Monday, March 08, 2010

blood & stone

ytd made me realize that the dichotomy is still there. these few weeks of spiritual journeying has focused my attention on one track, but i realized that the allure for another has not completely been subsumed.

there's an image of a heart - 2 halves joint together. one half is that of flesh. it is red and raw, it is wounded, it is bleeding. it cries out for security and protection. it is fragile and vulnerable. it is beating. it is human.

the other half is that of granite. it is hard, full of weight and gravity, smooth, pristine. it is strong. it is dark. it is cold.

the mystery is that the two halves are but parts of a whole; they exist as much in unity as in dichotomy. is either half called to be full? i don't really know. while it is cause for tension, it is definitely cause for strength. but perhaps we are not called to be strong...

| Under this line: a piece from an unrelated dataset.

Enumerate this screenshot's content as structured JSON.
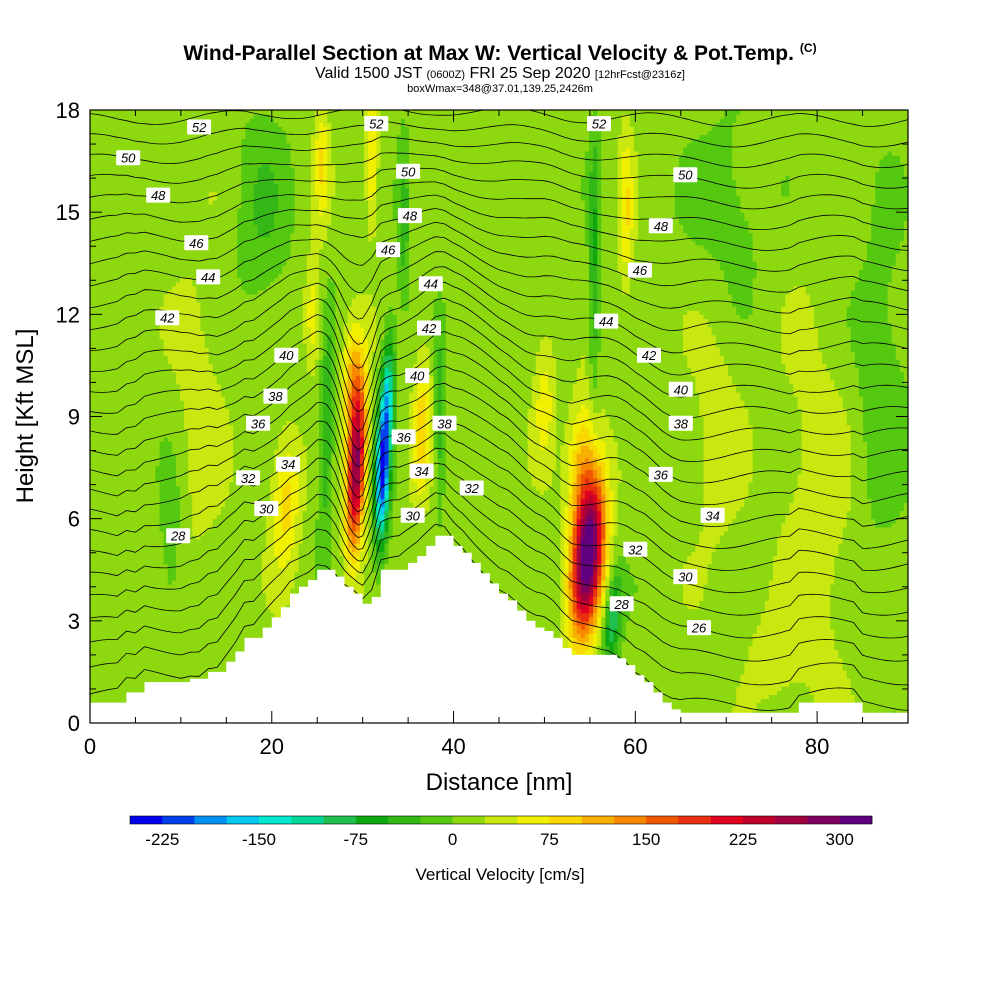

but do you know how hard it is to choose pain over pride? to choose surrender over stoicism? perhaps you do. perhaps i'm just lagging behind. i have a long way to go i guess. i spent so long hardening. lolz sound like metapod~

i made my choice, a while ago. what struck me ytd was not how hard, but how long my choice was. i thought i was well into e way of conversion. but god rebukes a complacent heart see? ytd i realized i've merely painted the stone side red, to make it seem human. but beneath the red veneer, there is neither life nor blood. it's not easy to melt stone. not easy at all.

i'm being unnecessarily emo and irritatingly cryptic i know i'm srry. most of it is not on purpose it takes too long to be elucidatory, esp on these matters where a less-than-full understanding will cause even more dmg than total ignorance. if this were on someone else's blog i might read it with derision. it's just for e record i guess.